Au départ, pourtant, ce n’est pas gagné. La native du Queensland joue surtout les love interests, ces objets du désir amoureux sans grande agentivité. Elle séduit Will Smith dans «Focus», puis Alexander Skarsgard dans «Tarzan», deux films sans intérêt qui misent uniquement sur sa plastique.
Les critiques qui l’avaient trouvée «féroce, drôle et dure» dans «Le Loup de Wall Street», estimant qu’elle «emportait toutes les scènes dans lesquelles elle se trouvait», la voient désormais «assumer consciencieusement son rôle de bonasse de service». Et son virage vers les films de super-héros, notamment la franchise Joker de DC Comics, dans laquelle elle interprète Harley Quinn face à Jared Leto, finit d’enfoncer le clou.
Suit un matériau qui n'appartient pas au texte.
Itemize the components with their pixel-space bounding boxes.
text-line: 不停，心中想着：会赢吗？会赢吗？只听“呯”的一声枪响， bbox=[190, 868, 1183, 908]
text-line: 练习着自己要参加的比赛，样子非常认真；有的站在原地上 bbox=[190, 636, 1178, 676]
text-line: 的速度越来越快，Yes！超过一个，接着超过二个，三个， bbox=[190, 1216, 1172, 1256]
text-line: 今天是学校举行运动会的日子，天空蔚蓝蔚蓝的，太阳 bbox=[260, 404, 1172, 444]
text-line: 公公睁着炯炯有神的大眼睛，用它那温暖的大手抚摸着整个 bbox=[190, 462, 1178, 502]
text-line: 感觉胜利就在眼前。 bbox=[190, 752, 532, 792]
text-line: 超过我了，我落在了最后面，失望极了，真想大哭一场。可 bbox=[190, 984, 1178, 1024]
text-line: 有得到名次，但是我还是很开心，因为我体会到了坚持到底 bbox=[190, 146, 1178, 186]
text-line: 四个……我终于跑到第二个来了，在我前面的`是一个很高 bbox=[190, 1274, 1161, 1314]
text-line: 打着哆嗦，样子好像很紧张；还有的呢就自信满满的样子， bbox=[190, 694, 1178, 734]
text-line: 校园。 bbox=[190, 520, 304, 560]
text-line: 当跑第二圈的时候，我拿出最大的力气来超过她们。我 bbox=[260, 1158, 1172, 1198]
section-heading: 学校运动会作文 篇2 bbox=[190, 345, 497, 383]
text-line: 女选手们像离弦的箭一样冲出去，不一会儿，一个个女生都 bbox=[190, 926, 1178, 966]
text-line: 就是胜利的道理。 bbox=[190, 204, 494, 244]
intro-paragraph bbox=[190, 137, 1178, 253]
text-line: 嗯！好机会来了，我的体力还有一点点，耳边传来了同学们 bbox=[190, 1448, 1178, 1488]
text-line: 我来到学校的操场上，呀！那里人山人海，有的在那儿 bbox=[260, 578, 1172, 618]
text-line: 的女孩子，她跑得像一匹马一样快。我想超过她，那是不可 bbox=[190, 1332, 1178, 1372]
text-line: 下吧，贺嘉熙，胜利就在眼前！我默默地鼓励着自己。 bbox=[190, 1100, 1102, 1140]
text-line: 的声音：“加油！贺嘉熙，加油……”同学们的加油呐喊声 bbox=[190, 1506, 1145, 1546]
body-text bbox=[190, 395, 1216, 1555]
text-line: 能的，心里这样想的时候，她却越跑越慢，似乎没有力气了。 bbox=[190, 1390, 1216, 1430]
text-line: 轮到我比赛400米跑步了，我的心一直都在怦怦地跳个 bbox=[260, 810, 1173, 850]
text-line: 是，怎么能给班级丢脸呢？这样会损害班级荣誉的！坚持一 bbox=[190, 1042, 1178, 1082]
Pour beaucoup, Margot Robbie n’est alors qu’un corps désirable. La presse people américaine rapporte que Brad Pitt, qui vient de se séparer d’Angelina Jolie, serait prêt à tout pour la rencontrer, la considérant comme «la plus jolie fille d’Hollywood». La célébrité soudaine est difficile. «Je me revois dire à la mère que je ne suis pas du tout sûre de vouloir continuer», se souvient-elle dans «Vanity Fair». «Elle m’a regardée sans ciller et m’a dit: ‘chérie, je crois qu’il est un peu tard pour te poser la question.’ J’ai compris qu’il fallait absolument que j’aille de l’avant.»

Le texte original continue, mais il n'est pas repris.